La situazione economica - La Regione Lazio deve erogare alla fondazione circa 96 milioni di euro, crediti accumulati dal Santa Lucia tra gli anni 2006 e 2010 e che non sono mai stati saldati. Il paradosso è che lo scorso 19 settembre la Regione Lazio ha stilato un accordo proprio con la Fondazione e che riguarda il 2011 con un contributo di 56,2 milioni di euro. Ma se la struttura non riceve i contributi pregressi non avrà più "la benzina" per andare avanti e dovrà per forza di cose chiudere. Le lettere di licenziamento sono già pronte.

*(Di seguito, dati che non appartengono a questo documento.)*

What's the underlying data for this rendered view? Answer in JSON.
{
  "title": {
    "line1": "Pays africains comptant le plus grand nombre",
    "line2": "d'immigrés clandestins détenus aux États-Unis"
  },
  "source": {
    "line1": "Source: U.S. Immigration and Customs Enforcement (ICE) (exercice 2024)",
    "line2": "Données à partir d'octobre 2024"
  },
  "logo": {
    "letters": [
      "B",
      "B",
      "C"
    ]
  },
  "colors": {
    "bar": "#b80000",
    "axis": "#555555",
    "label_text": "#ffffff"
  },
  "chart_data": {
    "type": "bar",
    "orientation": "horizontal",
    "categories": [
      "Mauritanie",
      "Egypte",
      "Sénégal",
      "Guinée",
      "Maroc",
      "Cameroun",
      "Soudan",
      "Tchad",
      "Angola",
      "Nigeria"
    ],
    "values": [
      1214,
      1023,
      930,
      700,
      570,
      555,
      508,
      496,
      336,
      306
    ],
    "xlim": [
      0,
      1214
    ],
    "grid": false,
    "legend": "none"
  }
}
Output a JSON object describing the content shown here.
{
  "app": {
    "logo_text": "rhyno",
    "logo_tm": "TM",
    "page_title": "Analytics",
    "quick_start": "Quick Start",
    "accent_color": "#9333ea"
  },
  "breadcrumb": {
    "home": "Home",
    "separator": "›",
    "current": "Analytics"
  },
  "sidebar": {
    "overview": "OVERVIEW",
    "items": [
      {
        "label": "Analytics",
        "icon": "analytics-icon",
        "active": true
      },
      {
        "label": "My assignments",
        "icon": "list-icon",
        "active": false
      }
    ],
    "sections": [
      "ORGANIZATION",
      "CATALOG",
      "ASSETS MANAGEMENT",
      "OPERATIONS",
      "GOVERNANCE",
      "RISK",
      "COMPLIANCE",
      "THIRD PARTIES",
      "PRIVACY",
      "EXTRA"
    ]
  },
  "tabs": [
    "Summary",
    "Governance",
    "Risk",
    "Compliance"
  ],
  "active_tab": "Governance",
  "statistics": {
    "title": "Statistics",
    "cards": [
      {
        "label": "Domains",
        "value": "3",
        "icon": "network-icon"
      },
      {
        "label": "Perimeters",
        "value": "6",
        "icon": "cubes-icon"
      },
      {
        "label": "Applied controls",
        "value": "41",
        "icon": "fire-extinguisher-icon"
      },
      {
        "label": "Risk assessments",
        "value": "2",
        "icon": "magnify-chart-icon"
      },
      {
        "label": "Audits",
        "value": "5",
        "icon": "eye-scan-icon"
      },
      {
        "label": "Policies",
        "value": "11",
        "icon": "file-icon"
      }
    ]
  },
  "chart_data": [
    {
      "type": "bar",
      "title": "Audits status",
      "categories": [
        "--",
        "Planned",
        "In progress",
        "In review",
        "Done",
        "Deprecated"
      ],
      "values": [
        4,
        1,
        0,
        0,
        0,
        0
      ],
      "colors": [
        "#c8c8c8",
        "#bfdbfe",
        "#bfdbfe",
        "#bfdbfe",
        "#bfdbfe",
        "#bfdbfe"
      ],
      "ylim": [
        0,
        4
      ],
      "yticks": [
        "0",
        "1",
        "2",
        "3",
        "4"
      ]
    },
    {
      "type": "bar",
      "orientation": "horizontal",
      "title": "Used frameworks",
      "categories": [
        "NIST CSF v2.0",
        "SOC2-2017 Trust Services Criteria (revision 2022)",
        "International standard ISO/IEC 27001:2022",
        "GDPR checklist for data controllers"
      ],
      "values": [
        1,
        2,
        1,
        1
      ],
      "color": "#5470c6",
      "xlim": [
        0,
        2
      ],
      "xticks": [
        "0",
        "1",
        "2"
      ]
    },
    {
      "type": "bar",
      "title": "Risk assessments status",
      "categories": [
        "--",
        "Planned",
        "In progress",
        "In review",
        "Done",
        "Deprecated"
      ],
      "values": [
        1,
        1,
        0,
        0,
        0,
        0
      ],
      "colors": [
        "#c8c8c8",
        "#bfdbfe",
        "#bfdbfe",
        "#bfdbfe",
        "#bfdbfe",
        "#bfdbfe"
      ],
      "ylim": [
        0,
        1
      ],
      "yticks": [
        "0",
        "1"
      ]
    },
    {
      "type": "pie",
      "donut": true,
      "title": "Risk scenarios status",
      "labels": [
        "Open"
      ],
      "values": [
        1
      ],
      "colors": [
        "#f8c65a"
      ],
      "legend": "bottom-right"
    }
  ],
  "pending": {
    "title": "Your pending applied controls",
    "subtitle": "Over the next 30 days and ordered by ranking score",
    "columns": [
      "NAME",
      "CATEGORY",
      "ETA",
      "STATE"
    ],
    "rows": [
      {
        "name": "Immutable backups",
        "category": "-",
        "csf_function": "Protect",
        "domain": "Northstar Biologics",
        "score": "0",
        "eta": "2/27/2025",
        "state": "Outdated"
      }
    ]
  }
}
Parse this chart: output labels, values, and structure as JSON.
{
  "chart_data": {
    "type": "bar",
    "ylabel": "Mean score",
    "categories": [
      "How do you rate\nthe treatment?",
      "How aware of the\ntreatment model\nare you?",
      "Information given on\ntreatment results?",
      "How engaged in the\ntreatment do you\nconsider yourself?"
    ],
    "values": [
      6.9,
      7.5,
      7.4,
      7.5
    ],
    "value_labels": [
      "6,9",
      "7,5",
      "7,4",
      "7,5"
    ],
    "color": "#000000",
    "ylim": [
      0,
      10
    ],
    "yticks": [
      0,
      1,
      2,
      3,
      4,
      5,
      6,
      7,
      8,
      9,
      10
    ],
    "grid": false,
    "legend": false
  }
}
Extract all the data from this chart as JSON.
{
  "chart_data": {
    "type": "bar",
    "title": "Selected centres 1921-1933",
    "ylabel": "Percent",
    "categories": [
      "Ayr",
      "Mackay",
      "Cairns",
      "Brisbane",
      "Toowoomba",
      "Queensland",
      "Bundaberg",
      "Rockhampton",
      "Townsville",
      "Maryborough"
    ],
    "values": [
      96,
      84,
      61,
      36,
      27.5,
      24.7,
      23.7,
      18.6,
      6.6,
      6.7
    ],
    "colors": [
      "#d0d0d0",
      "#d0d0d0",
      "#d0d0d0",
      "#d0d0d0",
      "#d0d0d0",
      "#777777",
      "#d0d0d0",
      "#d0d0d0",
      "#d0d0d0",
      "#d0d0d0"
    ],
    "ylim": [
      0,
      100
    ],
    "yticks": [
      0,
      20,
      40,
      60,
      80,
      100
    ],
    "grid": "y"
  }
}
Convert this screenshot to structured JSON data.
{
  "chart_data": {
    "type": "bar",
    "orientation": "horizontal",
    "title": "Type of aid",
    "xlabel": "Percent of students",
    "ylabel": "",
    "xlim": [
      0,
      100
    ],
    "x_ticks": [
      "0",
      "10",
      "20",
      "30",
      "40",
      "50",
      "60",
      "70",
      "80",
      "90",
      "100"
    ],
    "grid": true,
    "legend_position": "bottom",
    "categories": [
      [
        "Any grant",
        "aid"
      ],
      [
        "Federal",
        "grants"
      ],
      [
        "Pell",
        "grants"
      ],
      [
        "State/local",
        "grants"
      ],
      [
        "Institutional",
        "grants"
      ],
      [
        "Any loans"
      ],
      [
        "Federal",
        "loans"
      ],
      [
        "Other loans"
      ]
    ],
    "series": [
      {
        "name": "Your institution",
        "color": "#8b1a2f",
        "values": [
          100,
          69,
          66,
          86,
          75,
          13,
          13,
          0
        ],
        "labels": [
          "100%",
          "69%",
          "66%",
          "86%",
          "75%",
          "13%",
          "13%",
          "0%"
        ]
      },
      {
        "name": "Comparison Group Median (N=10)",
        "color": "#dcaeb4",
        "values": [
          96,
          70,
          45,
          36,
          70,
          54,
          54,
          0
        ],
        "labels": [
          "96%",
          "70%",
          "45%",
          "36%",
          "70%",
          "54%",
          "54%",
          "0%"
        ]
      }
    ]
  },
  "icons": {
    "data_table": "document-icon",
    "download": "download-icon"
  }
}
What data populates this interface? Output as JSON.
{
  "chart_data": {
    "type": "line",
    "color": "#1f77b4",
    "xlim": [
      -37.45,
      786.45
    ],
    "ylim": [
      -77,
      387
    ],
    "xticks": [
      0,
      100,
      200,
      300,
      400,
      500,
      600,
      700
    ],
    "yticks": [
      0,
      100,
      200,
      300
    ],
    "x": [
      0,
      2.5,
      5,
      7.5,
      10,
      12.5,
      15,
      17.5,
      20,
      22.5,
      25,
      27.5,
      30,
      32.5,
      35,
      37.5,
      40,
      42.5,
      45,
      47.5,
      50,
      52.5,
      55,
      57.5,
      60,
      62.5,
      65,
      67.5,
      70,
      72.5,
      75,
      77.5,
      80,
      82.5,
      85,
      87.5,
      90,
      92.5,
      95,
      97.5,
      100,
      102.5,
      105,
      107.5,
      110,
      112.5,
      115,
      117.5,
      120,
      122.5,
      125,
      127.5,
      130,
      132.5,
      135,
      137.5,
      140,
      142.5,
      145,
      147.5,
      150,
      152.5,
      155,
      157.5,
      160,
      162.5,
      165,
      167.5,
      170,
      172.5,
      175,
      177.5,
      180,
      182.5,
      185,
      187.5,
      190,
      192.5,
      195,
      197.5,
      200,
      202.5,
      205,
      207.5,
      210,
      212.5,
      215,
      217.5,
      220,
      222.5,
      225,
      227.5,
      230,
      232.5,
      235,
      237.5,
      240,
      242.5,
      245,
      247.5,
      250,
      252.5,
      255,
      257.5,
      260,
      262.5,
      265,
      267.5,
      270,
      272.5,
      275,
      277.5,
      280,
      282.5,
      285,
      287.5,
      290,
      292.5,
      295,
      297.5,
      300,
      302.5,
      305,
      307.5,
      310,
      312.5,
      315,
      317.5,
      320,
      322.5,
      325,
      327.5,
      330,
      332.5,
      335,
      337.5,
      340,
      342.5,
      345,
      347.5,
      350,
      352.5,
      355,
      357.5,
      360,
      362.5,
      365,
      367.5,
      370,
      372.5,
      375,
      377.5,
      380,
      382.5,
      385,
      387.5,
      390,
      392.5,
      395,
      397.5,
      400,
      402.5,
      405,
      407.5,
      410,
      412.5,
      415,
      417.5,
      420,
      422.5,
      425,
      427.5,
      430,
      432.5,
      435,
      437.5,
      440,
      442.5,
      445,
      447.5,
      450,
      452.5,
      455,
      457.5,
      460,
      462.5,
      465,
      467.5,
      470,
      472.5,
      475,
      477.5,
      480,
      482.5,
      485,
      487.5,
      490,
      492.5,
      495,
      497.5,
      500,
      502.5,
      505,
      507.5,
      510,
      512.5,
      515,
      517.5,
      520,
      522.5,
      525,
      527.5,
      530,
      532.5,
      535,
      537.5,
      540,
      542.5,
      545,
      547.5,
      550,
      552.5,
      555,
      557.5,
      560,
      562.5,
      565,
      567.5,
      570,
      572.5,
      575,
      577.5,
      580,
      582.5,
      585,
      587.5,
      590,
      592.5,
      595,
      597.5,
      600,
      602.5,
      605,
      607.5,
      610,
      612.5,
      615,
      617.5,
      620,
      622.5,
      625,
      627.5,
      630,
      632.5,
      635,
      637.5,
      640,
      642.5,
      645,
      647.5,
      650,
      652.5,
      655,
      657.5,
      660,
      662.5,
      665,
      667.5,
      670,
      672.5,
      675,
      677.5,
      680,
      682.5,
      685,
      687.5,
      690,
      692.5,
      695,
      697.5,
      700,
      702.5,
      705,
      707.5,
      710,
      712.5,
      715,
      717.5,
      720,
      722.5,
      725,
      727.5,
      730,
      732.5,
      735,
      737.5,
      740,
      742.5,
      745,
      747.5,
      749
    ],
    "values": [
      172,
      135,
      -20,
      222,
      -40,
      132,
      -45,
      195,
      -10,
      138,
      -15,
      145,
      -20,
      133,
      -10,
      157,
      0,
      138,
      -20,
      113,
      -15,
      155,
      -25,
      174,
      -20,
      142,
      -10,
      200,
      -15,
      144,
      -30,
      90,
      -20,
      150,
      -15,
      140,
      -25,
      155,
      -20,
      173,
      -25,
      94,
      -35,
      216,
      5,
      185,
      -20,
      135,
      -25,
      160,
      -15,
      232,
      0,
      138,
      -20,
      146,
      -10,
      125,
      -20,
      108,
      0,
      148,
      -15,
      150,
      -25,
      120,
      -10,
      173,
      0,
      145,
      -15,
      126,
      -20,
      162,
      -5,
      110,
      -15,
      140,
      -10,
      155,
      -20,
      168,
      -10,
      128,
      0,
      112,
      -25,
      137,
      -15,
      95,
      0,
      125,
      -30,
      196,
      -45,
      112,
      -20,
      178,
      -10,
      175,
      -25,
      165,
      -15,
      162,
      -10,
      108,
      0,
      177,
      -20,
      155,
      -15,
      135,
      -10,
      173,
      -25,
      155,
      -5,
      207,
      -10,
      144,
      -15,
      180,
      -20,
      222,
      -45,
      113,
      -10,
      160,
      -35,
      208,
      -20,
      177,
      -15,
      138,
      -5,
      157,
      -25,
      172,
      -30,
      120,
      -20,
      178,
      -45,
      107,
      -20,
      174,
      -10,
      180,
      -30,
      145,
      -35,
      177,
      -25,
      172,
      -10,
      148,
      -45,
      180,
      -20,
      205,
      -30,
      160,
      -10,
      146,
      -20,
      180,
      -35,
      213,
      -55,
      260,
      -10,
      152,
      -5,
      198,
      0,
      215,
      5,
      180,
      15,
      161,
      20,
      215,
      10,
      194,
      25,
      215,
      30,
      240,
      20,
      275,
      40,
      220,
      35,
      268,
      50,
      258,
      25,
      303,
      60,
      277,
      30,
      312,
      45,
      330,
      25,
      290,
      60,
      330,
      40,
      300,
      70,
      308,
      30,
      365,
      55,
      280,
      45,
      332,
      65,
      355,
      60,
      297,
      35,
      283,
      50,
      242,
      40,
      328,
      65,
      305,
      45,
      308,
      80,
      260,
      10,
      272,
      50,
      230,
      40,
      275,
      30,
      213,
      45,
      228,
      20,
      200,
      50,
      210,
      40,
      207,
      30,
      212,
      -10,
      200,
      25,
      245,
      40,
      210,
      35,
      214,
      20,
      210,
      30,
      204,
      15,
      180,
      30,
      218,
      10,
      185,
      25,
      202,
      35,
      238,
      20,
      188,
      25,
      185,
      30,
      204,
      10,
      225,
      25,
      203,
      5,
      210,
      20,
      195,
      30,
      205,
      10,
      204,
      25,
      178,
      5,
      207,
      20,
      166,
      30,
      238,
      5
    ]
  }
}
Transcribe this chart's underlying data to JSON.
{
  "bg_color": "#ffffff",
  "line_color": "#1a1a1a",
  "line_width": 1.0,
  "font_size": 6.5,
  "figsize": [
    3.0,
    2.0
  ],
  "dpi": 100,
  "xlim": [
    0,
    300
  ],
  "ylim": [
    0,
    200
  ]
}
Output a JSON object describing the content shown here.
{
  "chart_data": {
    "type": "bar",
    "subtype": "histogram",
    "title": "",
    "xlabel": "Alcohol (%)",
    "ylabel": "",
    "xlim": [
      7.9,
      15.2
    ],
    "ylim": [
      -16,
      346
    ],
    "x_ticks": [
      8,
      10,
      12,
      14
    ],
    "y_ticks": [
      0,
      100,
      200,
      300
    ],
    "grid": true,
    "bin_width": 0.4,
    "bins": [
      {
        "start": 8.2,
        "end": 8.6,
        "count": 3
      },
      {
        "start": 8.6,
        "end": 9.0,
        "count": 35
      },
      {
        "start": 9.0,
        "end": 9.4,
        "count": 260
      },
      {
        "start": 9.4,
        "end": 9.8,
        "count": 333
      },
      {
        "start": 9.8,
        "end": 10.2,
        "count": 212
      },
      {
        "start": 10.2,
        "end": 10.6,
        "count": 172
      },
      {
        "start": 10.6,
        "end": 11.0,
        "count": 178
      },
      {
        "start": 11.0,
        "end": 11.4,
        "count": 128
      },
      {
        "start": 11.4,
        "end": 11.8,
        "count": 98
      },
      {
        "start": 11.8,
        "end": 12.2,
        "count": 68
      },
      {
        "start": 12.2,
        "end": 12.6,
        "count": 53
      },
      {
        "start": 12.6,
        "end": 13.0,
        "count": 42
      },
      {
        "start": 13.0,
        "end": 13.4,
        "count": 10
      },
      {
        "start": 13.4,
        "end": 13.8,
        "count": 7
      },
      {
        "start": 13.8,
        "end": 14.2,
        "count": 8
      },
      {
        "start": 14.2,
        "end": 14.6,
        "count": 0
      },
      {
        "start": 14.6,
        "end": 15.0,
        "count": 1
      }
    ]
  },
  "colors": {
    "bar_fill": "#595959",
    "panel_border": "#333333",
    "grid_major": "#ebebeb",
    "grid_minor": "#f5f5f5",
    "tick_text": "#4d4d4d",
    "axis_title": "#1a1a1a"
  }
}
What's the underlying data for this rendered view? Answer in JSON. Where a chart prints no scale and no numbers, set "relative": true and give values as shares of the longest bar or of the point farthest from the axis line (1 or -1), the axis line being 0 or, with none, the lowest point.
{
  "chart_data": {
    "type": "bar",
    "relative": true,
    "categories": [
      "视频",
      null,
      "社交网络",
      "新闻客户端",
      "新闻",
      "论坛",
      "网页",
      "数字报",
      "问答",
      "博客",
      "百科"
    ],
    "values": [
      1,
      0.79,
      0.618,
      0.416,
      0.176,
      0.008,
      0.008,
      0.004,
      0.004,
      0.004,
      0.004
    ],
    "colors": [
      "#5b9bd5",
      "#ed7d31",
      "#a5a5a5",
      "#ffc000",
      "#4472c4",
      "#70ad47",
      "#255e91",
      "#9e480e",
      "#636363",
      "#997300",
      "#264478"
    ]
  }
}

"Il problema è che esiste una grossa carenza da parte della Regione nel provvedere a quelle che sono le necessità economiche del Santa Lucia -spiega il dottor Marco Molinari specialista in Neurologia e Fisiatria- L'amministrazione è sana, noi vantiamo crediti milionari nei confronti della Regione Lazio di circa 96 milioni di euro. Ormai da due anni e mezzo non si raggiunge un accordo. Noi siamo qui ancora una volta per chiedere alla Regione di farsi carico di un servizio per i nostri pazienti che arrivano da tutta Italia. Il tentativo di portare in crisi una struttura d'eccellenza del genere e che produce una riabilitazione di altissimo livello -conclude Molinari- sta minando il diritto di tutti i cittadini italiani e di Roma di avere un'assistenza sanitaria degna di questo nome".

LA COMUNICAZIONE DAL SITO DEL SANTA LUCIA - "Con vivo dolore e preoccupazione comunichiamo all’utenza del servizio di riabilitazione extraospedaliera-si legge sul sito della Fondazione Santa Lucia- che l’attività verrà sospesa al 31 dicembre 2011. La pesante esposizione nei confronti delle banche, dei fornitori e delle utenze, i debiti verso il personale da un lato e l’entità dei crediti verso la Regione dall’altro, rappresentano criticità insuperabili per l’Istituto che ha ripetutamente presentato la situazione alla Regione con la consegna di una specifica proiezione finanziaria, aggravata ora dalla impossibilità di ottenere ulteriore credito dal sistema".